Complete memory erase (660, 661).

Also, if RS9 and MS10 are not pressed until the timer times out after the memory protection timer and memory deletion timer are set (633), M
Display (634) the content of memory specified by ADx and x,
Return to step 615.

As described above, according to the present invention, the contents of the memory can be protected and erased by a simple operation, and the contents of the memory that are no longer needed can be erased. Therefore, it is possible to make the most effective use of the limited number of memories.

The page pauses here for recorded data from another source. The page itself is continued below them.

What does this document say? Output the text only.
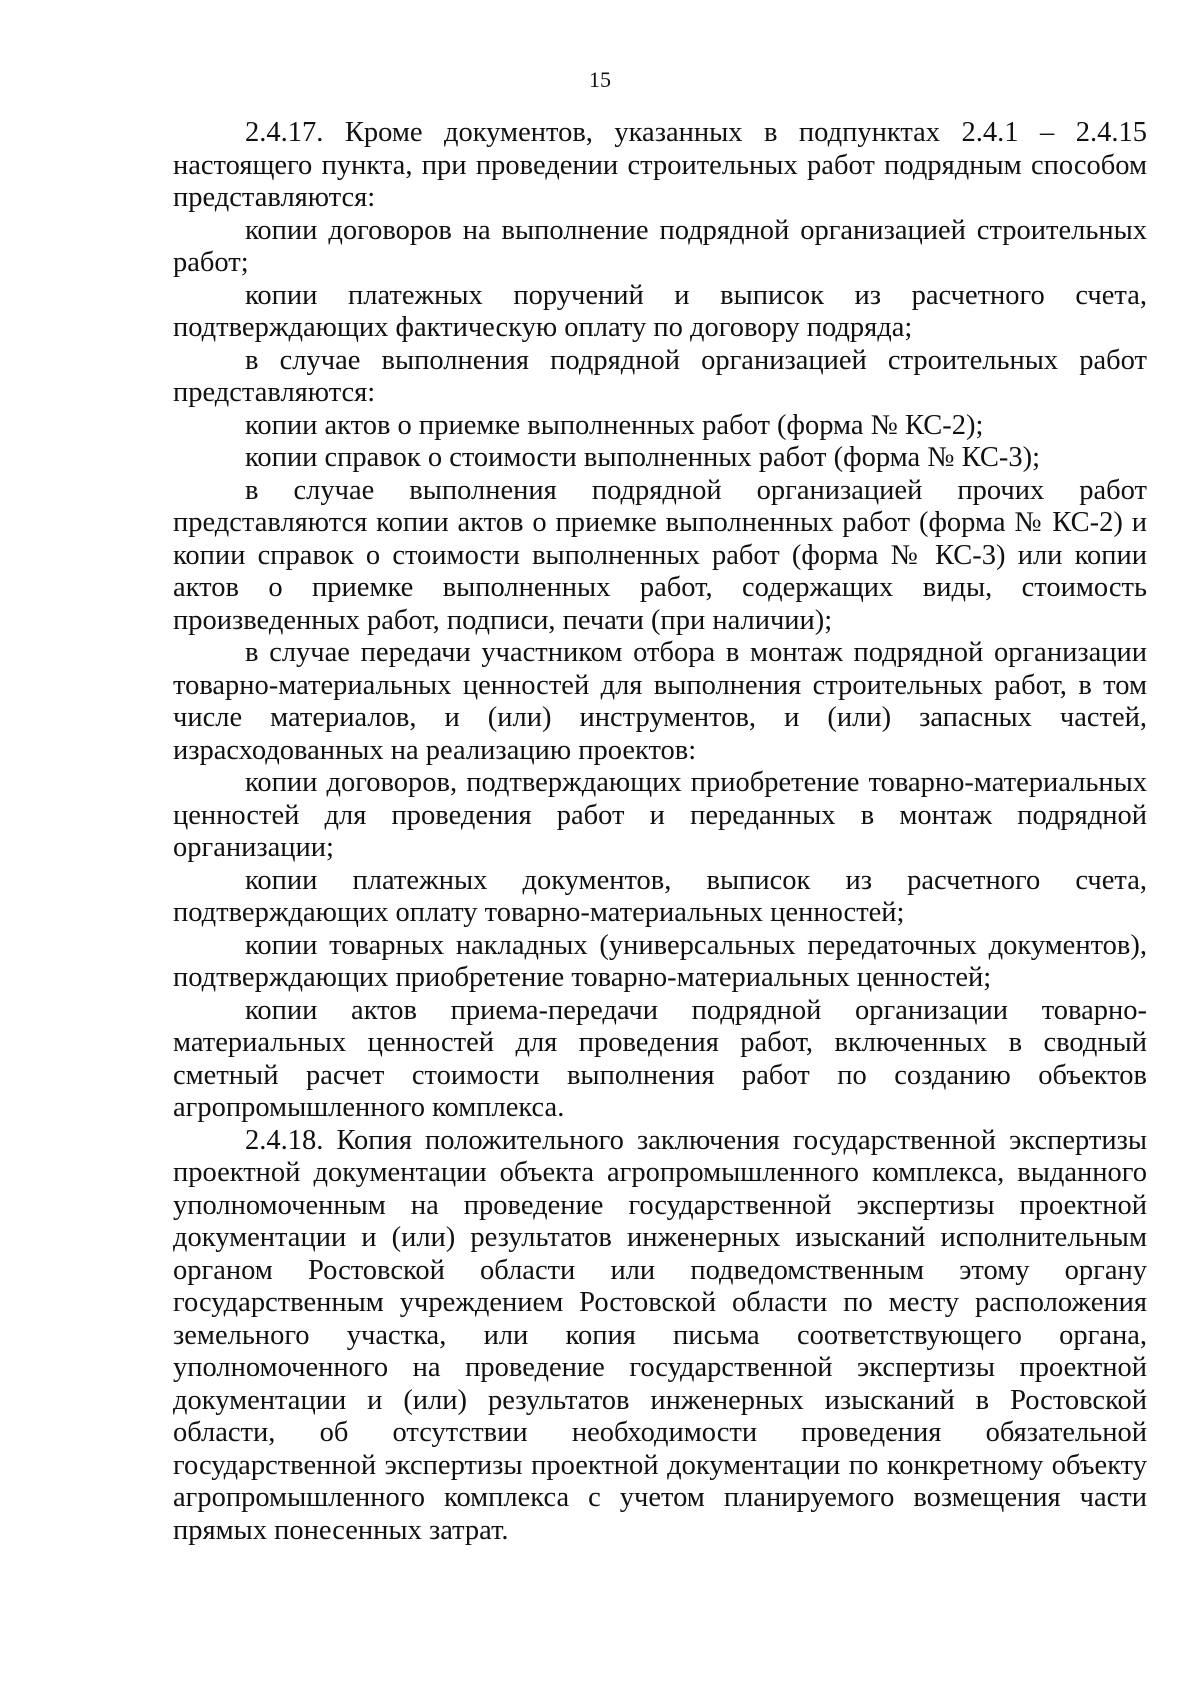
15

2.4.17. Кроме документов, указанных в подпунктах 2.4.1 – 2.4.15 настоящего пункта, при проведении строительных работ подрядным способом представляются:

копии договоров на выполнение подрядной организацией строительных работ;

копии платежных поручений и выписок из расчетного счета, подтверждающих фактическую оплату по договору подряда;

в случае выполнения подрядной организацией строительных работ представляются:

копии актов о приемке выполненных работ (форма № КС-2);

копии справок о стоимости выполненных работ (форма № КС-3);

в случае выполнения подрядной организацией прочих работ представляются копии актов о приемке выполненных работ (форма № КС-2) и копии справок о стоимости выполненных работ (форма № КС-3) или копии актов о приемке выполненных работ, содержащих виды, стоимость произведенных работ, подписи, печати (при наличии);

в случае передачи участником отбора в монтаж подрядной организации товарно-материальных ценностей для выполнения строительных работ, в том числе материалов, и (или) инструментов, и (или) запасных частей, израсходованных на реализацию проектов:

копии договоров, подтверждающих приобретение товарно-материальных ценностей для проведения работ и переданных в монтаж подрядной организации;

копии платежных документов, выписок из расчетного счета, подтверждающих оплату товарно-материальных ценностей;

копии товарных накладных (универсальных передаточных документов), подтверждающих приобретение товарно-материальных ценностей;

копии актов приема-передачи подрядной организации товарно-материальных ценностей для проведения работ, включенных в сводный сметный расчет стоимости выполнения работ по созданию объектов агропромышленного комплекса.

2.4.18. Копия положительного заключения государственной экспертизы проектной документации объекта агропромышленного комплекса, выданного уполномоченным на проведение государственной экспертизы проектной документации и (или) результатов инженерных изысканий исполнительным органом Ростовской области или подведомственным этому органу государственным учреждением Ростовской области по месту расположения земельного участка, или копия письма соответствующего органа, уполномоченного на проведение государственной экспертизы проектной документации и (или) результатов инженерных изысканий в Ростовской области, об отсутствии необходимости проведения обязательной государственной экспертизы проектной документации по конкретному объекту агропромышленного комплекса с учетом планируемого возмещения части прямых понесенных затрат.
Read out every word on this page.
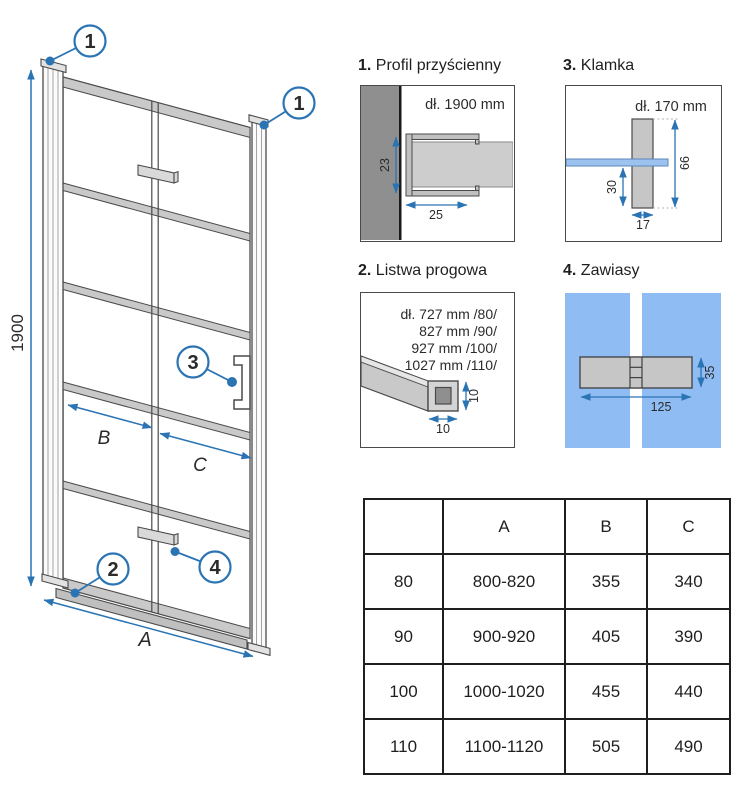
1900
A
B
C
1
1
3
2	4
1. Profil przyścienny
dł. 1900 mm
23
25
3. Klamka
dł. 170 mm
66
30
17
2. Listwa progowa
dł. 727 mm /80/
827 mm /90/
927 mm /100/
1027 mm /110/
10
10
4. Zawiasy
35
125
	A	B	C
80	800-820	355	340
90	900-920	405	390
100	1000-1020	455	440
110	1100-1120	505	490
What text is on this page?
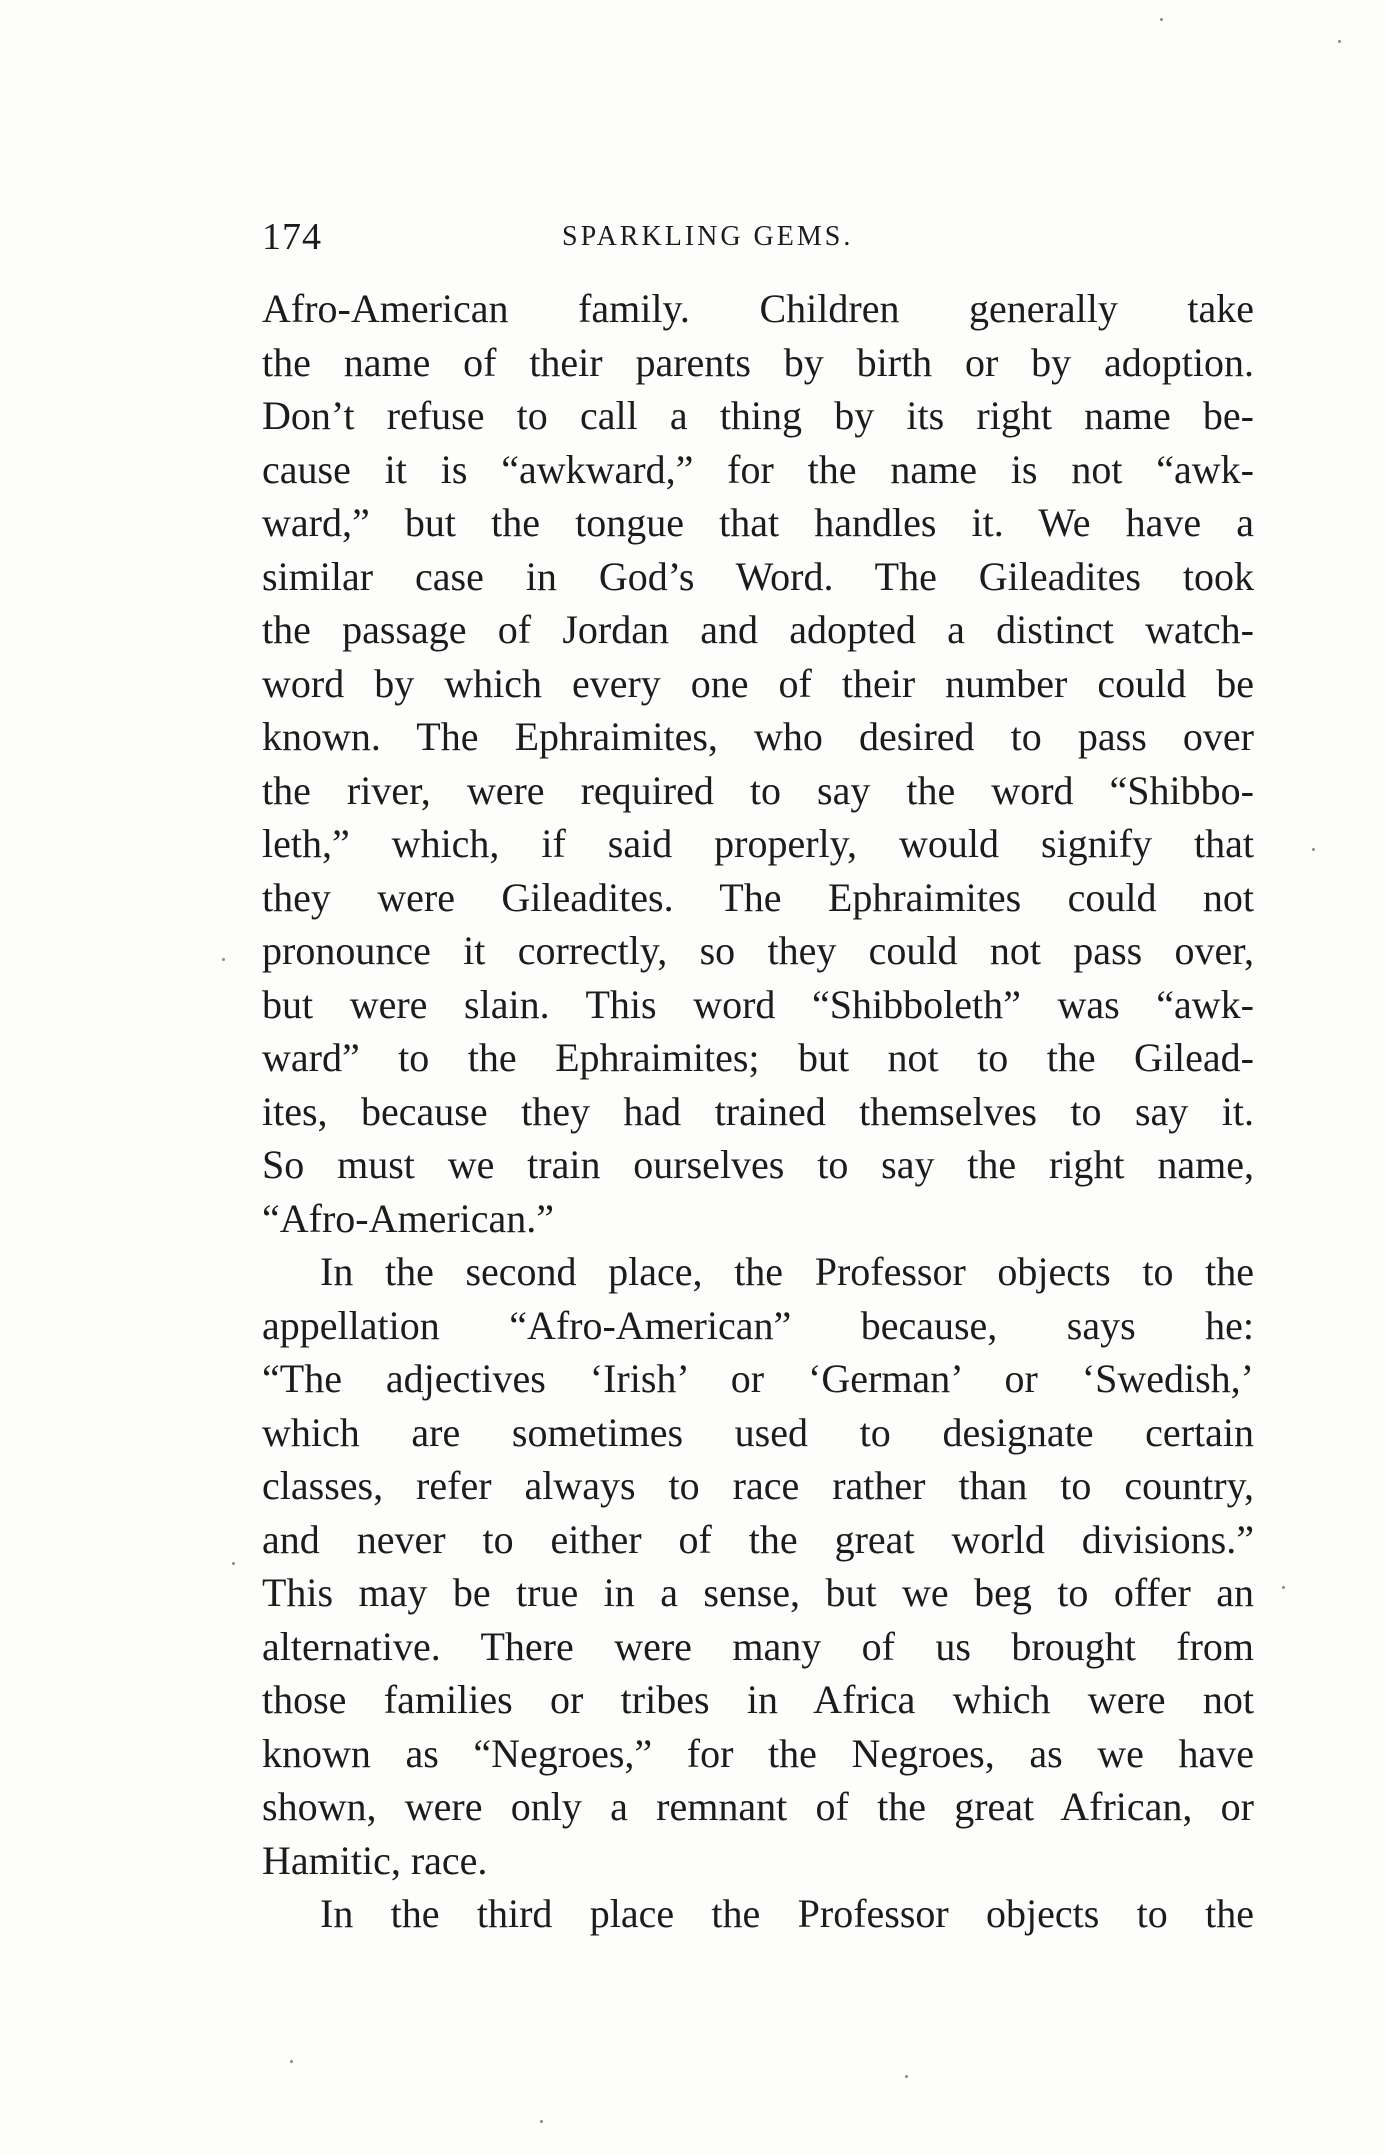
174	SPARKLING GEMS.
Afro-American family. Children generally take
the name of their parents by birth or by adoption.
Don’t refuse to call a thing by its right name be-
cause it is “awkward,” for the name is not “awk-
ward,” but the tongue that handles it. We have a
similar case in God’s Word. The Gileadites took
the passage of Jordan and adopted a distinct watch-
word by which every one of their number could be
known. The Ephraimites, who desired to pass over
the river, were required to say the word “Shibbo-
leth,” which, if said properly, would signify that
they were Gileadites. The Ephraimites could not
pronounce it correctly, so they could not pass over,
but were slain. This word “Shibboleth” was “awk-
ward” to the Ephraimites; but not to the Gilead-
ites, because they had trained themselves to say it.
So must we train ourselves to say the right name,
“Afro-American.”
In the second place, the Professor objects to the
appellation “Afro-American” because, says he:
“The adjectives ‘Irish’ or ‘German’ or ‘Swedish,’
which are sometimes used to designate certain
classes, refer always to race rather than to country,
and never to either of the great world divisions.”
This may be true in a sense, but we beg to offer an
alternative. There were many of us brought from
those families or tribes in Africa which were not
known as “Negroes,” for the Negroes, as we have
shown, were only a remnant of the great African, or
Hamitic, race.
In the third place the Professor objects to the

[Brief description of drawings]

FIG. 1 is a block diagram showing a circuit configuration of an embodiment of the present invention, FIG. 2 is a conceptual block diagram of a decoder section in FIG. 1,
FIG. 3 is a conceptual diagram showing a part of the data memory in FIG.
FIG. 4 and FIGS. 5-1 to 5-3 are flowcharts showing the operation of the receiver shown in FIGS. In the figure, 1 ... Antenna, 2 ... Radio section, 3 ... Waveform shaping circuit, 4 ... Decoder section, 5 ... ROM section, 6 ...
… Speaker drive circuit, 7 …… Speaker, 8 …… Display,
9 ... RS (readout switch and selection switch), 10 ...
MS (mode switch), 11 clock oscillator, 12 power switch, 401 program memory, 402 program counter, 403 control unit, 404 output port a, 405 input port b, 406 ... Output port c, 407 ... Input port d, 408 ... Data bus, 409 ... Data memory,
410 ... Accumulator, 411 ... ALU, 412
... Timer, 413 ... Oscillator.

 ─────────────────────────────────────────────────── ─── Continued front page (72) Inventor Masaaki Akahori 53-1331 Shiba, Minato-ku, Tokyo Inside NEC Corporation (72) Inventor Daisuke Ishii 5-33-1 Shiba, Minato-ku, Tokyo Japan Electric company (56) Reference JP 56-93440 (JP, A) JP 54-80627 (JP, A) JP 55-18084 (JP, B2)

Claims (1)

[Claims] 1. A selective call signal comprising a digital code,
In a radio selective call receiver for receiving a subsequent message signal, a first means for storing a plurality of received message signals following the selective call signal destined for its own receiver, and the first means are stored. Second means for protecting a particular message signal of the received message signal from being erased, and optionally erasing the particular message signal protected by the second means and the received message signal not erase-protected A radio selective calling receiver, comprising: a third means for performing the above and a fourth means for displaying the received message signal.